The approaches span a range of length scales, from nanometres to millimetres (see ‘Lattice lookalikes’), and take advantage of a variety of construction techniques, including potassium atoms trapped by laser beams, hexagons etched on a gallium arsenide surface and microwaves pumped into a honeycomb arrangement of ceramic cylinders. The research is mostly motivated by curiosity, and few think that any of the ‘artificial graphenes’ will be used in applications. But the new materials show that hexagonal patterns are worth investigating. ‘It’s clear the physics in electrons in graphene is very attractive,´ says Eros Mariani, a theoretical physicist at the University of Exeter, UK.
´To mimic graphene sounds pretty boring scientifically and a waste of time and resources,’ says Antonio Castro Neto, director of the Graphene Research Centre at the National University of Singapore. ‘The objective of creating these artificial graphene-like lattices is to produce new systems that have properties that graphene does not have.’
For example, he has predicted that etching a honeycomb structure onto a semiconductor such as gallium arsenide could turn it into a topological insulator — a much-sought material that insulates in its interior but conducts superbly well on its surface, where exotic particles called Majorana fermions might emerge. These particles, which have been tentatively observed in one-dimensional nanowires, have a unique ability to encode quantum information by swapping locations with each other (see Nature 483, 132; 2012).

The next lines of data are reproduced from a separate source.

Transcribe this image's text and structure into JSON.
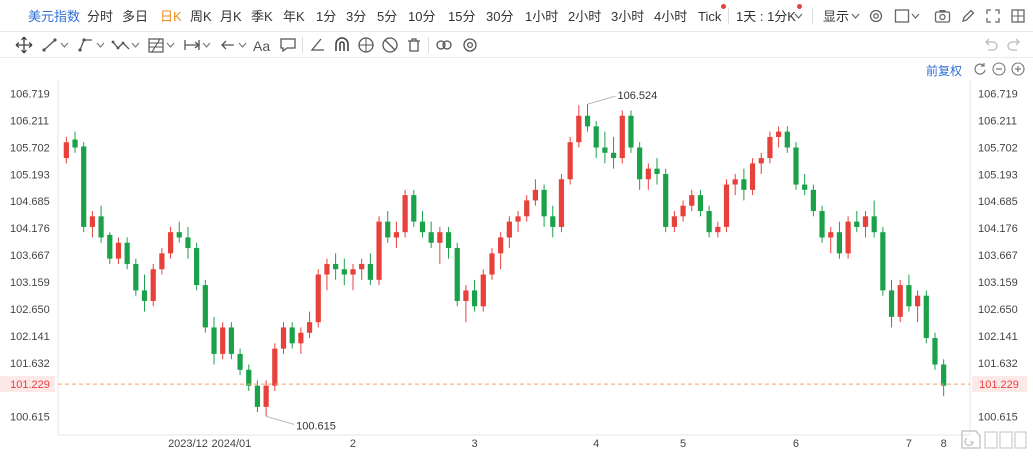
{
  "header": {
    "title": "美元指数",
    "periods": [
      "分时",
      "多日",
      "日K",
      "周K",
      "月K",
      "季K",
      "年K",
      "1分",
      "3分",
      "5分",
      "10分",
      "15分",
      "30分",
      "1小时",
      "2小时",
      "3小时",
      "4小时",
      "Tick"
    ],
    "active_period": "日K",
    "custom_period": "1天 : 1分K",
    "display_label": "显示"
  },
  "toolbar": {
    "font_label": "Aa",
    "tools": [
      "move-icon",
      "line-icon",
      "ray-icon",
      "polyline-icon",
      "fib-icon",
      "measure-icon",
      "arrow-icon",
      "text-icon",
      "note-icon",
      "angle-icon",
      "magnet-icon",
      "lock-icon",
      "hide-icon",
      "delete-icon",
      "link-icon",
      "settings-icon"
    ]
  },
  "chart_controls": {
    "adjust_label": "前复权"
  },
  "chart_data": {
    "type": "candlestick",
    "y_ticks": [
      "106.719",
      "106.211",
      "105.702",
      "105.193",
      "104.685",
      "104.176",
      "103.667",
      "103.159",
      "102.650",
      "102.141",
      "101.632",
      "101.229",
      "100.615"
    ],
    "ylim": [
      100.4,
      106.9
    ],
    "x_ticks": [
      "2023/12",
      "2024/01",
      "2",
      "3",
      "4",
      "5",
      "6",
      "7",
      "8"
    ],
    "current_price": "101.229",
    "high_annotation": "106.524",
    "low_annotation": "100.615",
    "up_color": "#e8403a",
    "down_color": "#1aa14a",
    "ohlc": [
      [
        105.5,
        105.9,
        105.4,
        105.8
      ],
      [
        105.85,
        106.0,
        105.6,
        105.7
      ],
      [
        105.72,
        105.8,
        104.1,
        104.2
      ],
      [
        104.2,
        104.5,
        104.0,
        104.4
      ],
      [
        104.4,
        104.6,
        103.9,
        104.0
      ],
      [
        104.05,
        104.1,
        103.5,
        103.6
      ],
      [
        103.6,
        104.0,
        103.5,
        103.9
      ],
      [
        103.9,
        104.0,
        103.4,
        103.5
      ],
      [
        103.5,
        103.6,
        102.9,
        103.0
      ],
      [
        103.0,
        103.3,
        102.6,
        102.8
      ],
      [
        102.8,
        103.5,
        102.7,
        103.4
      ],
      [
        103.4,
        103.8,
        103.3,
        103.7
      ],
      [
        103.7,
        104.2,
        103.6,
        104.1
      ],
      [
        104.1,
        104.3,
        103.9,
        104.0
      ],
      [
        104.0,
        104.2,
        103.6,
        103.8
      ],
      [
        103.8,
        103.9,
        103.0,
        103.1
      ],
      [
        103.1,
        103.2,
        102.2,
        102.3
      ],
      [
        102.3,
        102.5,
        101.6,
        101.8
      ],
      [
        101.8,
        102.4,
        101.7,
        102.3
      ],
      [
        102.3,
        102.4,
        101.7,
        101.8
      ],
      [
        101.8,
        101.9,
        101.4,
        101.5
      ],
      [
        101.5,
        101.6,
        101.1,
        101.2
      ],
      [
        101.2,
        101.3,
        100.7,
        100.8
      ],
      [
        100.8,
        101.3,
        100.62,
        101.2
      ],
      [
        101.2,
        102.0,
        101.1,
        101.9
      ],
      [
        101.9,
        102.4,
        101.8,
        102.3
      ],
      [
        102.3,
        102.4,
        101.9,
        102.0
      ],
      [
        102.0,
        102.3,
        101.8,
        102.2
      ],
      [
        102.2,
        102.6,
        102.1,
        102.4
      ],
      [
        102.4,
        103.4,
        102.3,
        103.3
      ],
      [
        103.3,
        103.6,
        103.0,
        103.5
      ],
      [
        103.5,
        103.7,
        103.2,
        103.4
      ],
      [
        103.4,
        103.6,
        103.1,
        103.3
      ],
      [
        103.3,
        103.5,
        103.0,
        103.4
      ],
      [
        103.4,
        103.6,
        103.2,
        103.5
      ],
      [
        103.5,
        103.7,
        103.1,
        103.2
      ],
      [
        103.2,
        104.4,
        103.1,
        104.3
      ],
      [
        104.3,
        104.5,
        103.9,
        104.0
      ],
      [
        104.0,
        104.3,
        103.8,
        104.1
      ],
      [
        104.1,
        104.9,
        104.0,
        104.8
      ],
      [
        104.8,
        104.9,
        104.2,
        104.3
      ],
      [
        104.3,
        104.5,
        104.0,
        104.1
      ],
      [
        104.1,
        104.3,
        103.8,
        103.9
      ],
      [
        103.9,
        104.2,
        103.5,
        104.1
      ],
      [
        104.1,
        104.2,
        103.6,
        103.8
      ],
      [
        103.8,
        103.9,
        102.7,
        102.8
      ],
      [
        102.8,
        103.1,
        102.4,
        103.0
      ],
      [
        103.0,
        103.2,
        102.6,
        102.7
      ],
      [
        102.7,
        103.4,
        102.6,
        103.3
      ],
      [
        103.3,
        103.8,
        103.2,
        103.7
      ],
      [
        103.7,
        104.1,
        103.4,
        104.0
      ],
      [
        104.0,
        104.4,
        103.8,
        104.3
      ],
      [
        104.3,
        104.5,
        104.1,
        104.4
      ],
      [
        104.4,
        104.8,
        104.3,
        104.7
      ],
      [
        104.7,
        105.1,
        104.6,
        104.9
      ],
      [
        104.9,
        105.0,
        104.2,
        104.4
      ],
      [
        104.4,
        104.6,
        104.0,
        104.2
      ],
      [
        104.2,
        105.2,
        104.1,
        105.1
      ],
      [
        105.1,
        105.9,
        105.0,
        105.8
      ],
      [
        105.8,
        106.5,
        105.7,
        106.3
      ],
      [
        106.3,
        106.52,
        106.0,
        106.1
      ],
      [
        106.1,
        106.2,
        105.5,
        105.7
      ],
      [
        105.7,
        106.0,
        105.4,
        105.6
      ],
      [
        105.6,
        105.9,
        105.3,
        105.5
      ],
      [
        105.5,
        106.4,
        105.4,
        106.3
      ],
      [
        106.3,
        106.4,
        105.6,
        105.7
      ],
      [
        105.7,
        105.8,
        104.9,
        105.1
      ],
      [
        105.1,
        105.4,
        104.9,
        105.3
      ],
      [
        105.3,
        105.5,
        105.0,
        105.2
      ],
      [
        105.2,
        105.3,
        104.1,
        104.2
      ],
      [
        104.2,
        104.5,
        104.1,
        104.4
      ],
      [
        104.4,
        104.7,
        104.3,
        104.6
      ],
      [
        104.6,
        104.9,
        104.5,
        104.8
      ],
      [
        104.8,
        104.9,
        104.4,
        104.5
      ],
      [
        104.5,
        104.6,
        104.0,
        104.1
      ],
      [
        104.1,
        104.3,
        104.0,
        104.2
      ],
      [
        104.2,
        105.1,
        104.1,
        105.0
      ],
      [
        105.0,
        105.2,
        104.8,
        105.1
      ],
      [
        105.1,
        105.3,
        104.7,
        104.9
      ],
      [
        104.9,
        105.5,
        104.8,
        105.4
      ],
      [
        105.4,
        105.6,
        105.2,
        105.5
      ],
      [
        105.5,
        106.0,
        105.4,
        105.9
      ],
      [
        105.9,
        106.1,
        105.7,
        106.0
      ],
      [
        106.0,
        106.1,
        105.6,
        105.7
      ],
      [
        105.7,
        105.8,
        104.9,
        105.0
      ],
      [
        105.0,
        105.2,
        104.8,
        104.9
      ],
      [
        104.9,
        105.0,
        104.4,
        104.5
      ],
      [
        104.5,
        104.6,
        103.9,
        104.0
      ],
      [
        104.0,
        104.2,
        103.7,
        104.1
      ],
      [
        104.1,
        104.3,
        103.6,
        103.7
      ],
      [
        103.7,
        104.4,
        103.6,
        104.3
      ],
      [
        104.3,
        104.5,
        104.1,
        104.2
      ],
      [
        104.2,
        104.5,
        104.0,
        104.4
      ],
      [
        104.4,
        104.7,
        104.0,
        104.1
      ],
      [
        104.1,
        104.2,
        102.9,
        103.0
      ],
      [
        103.0,
        103.2,
        102.3,
        102.5
      ],
      [
        102.5,
        103.2,
        102.4,
        103.1
      ],
      [
        103.1,
        103.3,
        102.6,
        102.7
      ],
      [
        102.7,
        103.0,
        102.4,
        102.9
      ],
      [
        102.9,
        103.0,
        102.0,
        102.1
      ],
      [
        102.1,
        102.2,
        101.5,
        101.6
      ],
      [
        101.6,
        101.7,
        101.0,
        101.2
      ]
    ]
  }
}
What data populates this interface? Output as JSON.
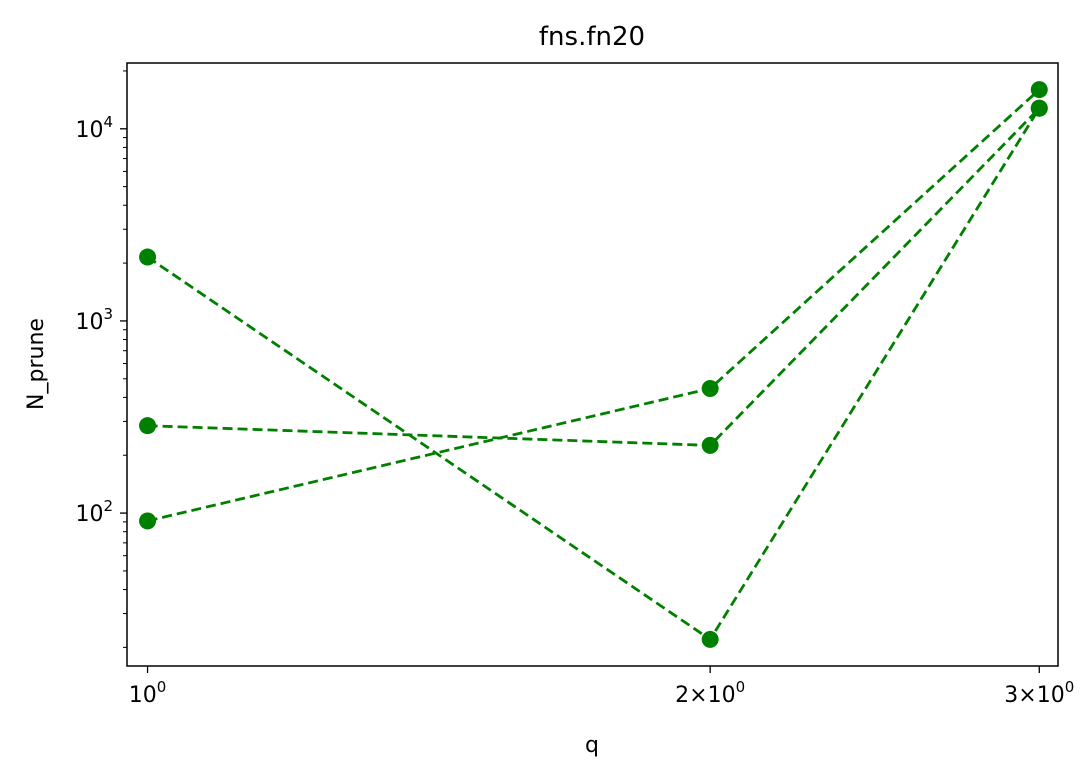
{
  "chart_data": {
    "type": "line",
    "title": "fns.fn20",
    "xlabel": "q",
    "ylabel": "N_prune",
    "x_scale": "log",
    "y_scale": "log",
    "xlim": [
      0.975,
      3.07
    ],
    "ylim": [
      16,
      22000
    ],
    "grid": false,
    "color": "#008000",
    "line_style": "dashed",
    "marker": "circle",
    "x": [
      1,
      2,
      3
    ],
    "x_tick_labels": [
      {
        "base": "10",
        "exp": "0",
        "prefix": ""
      },
      {
        "base": "10",
        "exp": "0",
        "prefix": "2×"
      },
      {
        "base": "10",
        "exp": "0",
        "prefix": "3×"
      }
    ],
    "y_ticks": [
      {
        "value": 100,
        "base": "10",
        "exp": "2"
      },
      {
        "value": 1000,
        "base": "10",
        "exp": "3"
      },
      {
        "value": 10000,
        "base": "10",
        "exp": "4"
      }
    ],
    "series": [
      {
        "values": [
          2150,
          22,
          12800
        ]
      },
      {
        "values": [
          285,
          225,
          12800
        ]
      },
      {
        "values": [
          91,
          445,
          16000
        ]
      }
    ]
  }
}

Hexagonal gallium arsenide lattices have been made on large scales, but Castro Neto says that current methods of nanolithography should enable researchers to etch them at scales of 20 nanometres or less, fine enough to see the Majoranas.
Although it will be a long time before artificial graphenes can be used in quantum computing, Castro Neto doesn’t rule out a pay-off for them. ‘I am always surprised that people find applications for things I thought would never be useful,’ he says.”